I like the ground. I don’t have to worry what I might see, not on the ground. That could be why making photos of the ground started for me. I propose it should continue because it’s interesting. Landscapes look up and out, scenic overlooks, vistas. Dull. I’m closer to the ground. I think about the ground. I look at the ground. I touch it, feel it, hear it. It supports me and one day, protesting and unwilling, I’ll disappear entirely within it.
I propose to make pictures of the ground.
For the project not any camera will do, not any lens. Something that focuses close, real close. A lot of lenses can focus down to a meter, that’s not close enough. A meter’s far enough that there’ll be the temptation to put the camera up, to look through it. Looking through a viewfinder is never good for anyone.
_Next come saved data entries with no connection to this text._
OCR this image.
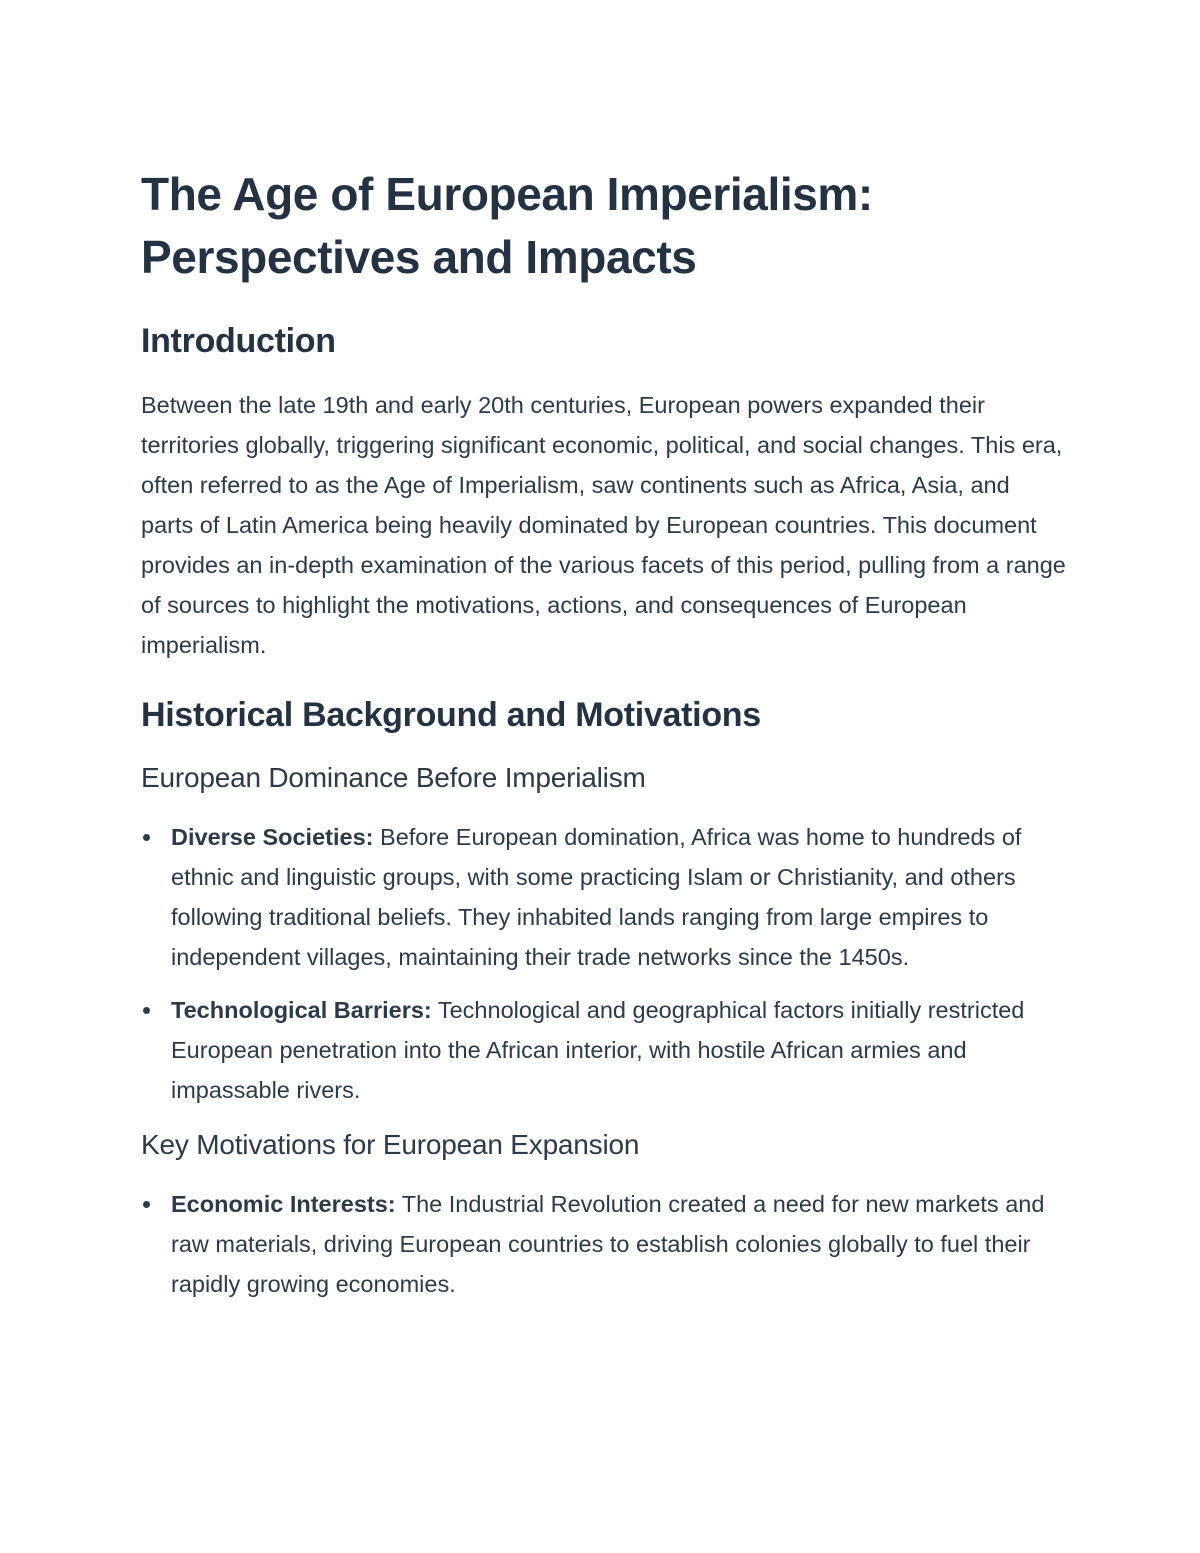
The Age of European Imperialism: Perspectives and Impacts
Introduction

Between the late 19th and early 20th centuries, European powers expanded their territories globally, triggering significant economic, political, and social changes. This era, often referred to as the Age of Imperialism, saw continents such as Africa, Asia, and parts of Latin America being heavily dominated by European countries. This document provides an in-depth examination of the various facets of this period, pulling from a range of sources to highlight the motivations, actions, and consequences of European imperialism.

Historical Background and Motivations
European Dominance Before Imperialism
Diverse Societies: Before European domination, Africa was home to hundreds of ethnic and linguistic groups, with some practicing Islam or Christianity, and others following traditional beliefs. They inhabited lands ranging from large empires to independent villages, maintaining their trade networks since the 1450s.
Technological Barriers: Technological and geographical factors initially restricted European penetration into the African interior, with hostile African armies and impassable rivers.
Key Motivations for European Expansion
Economic Interests: The Industrial Revolution created a need for new markets and raw materials, driving European countries to establish colonies globally to fuel their rapidly growing economies.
So use a wide angle lens, put a close up lens on it. The Diana F+ has a 55mm that focuses at 17cm with the close up supplemental lens in place. That’s a bit close but it’s better than most other options. That’s the lens then. For the first roll, I think a square format, but not 120 film, the 135 film back then, and the square mask, that’ll do more frames on a roll and that’s good seeing as the ground changes so often.
Yes, when I finish this roll the project will begin. Square frames, of the ground, from a hands distance. Until then I re-read The Secret-Life of Dust last night when I couldn’t sleep and I’ve just started The Ground Beneath Us.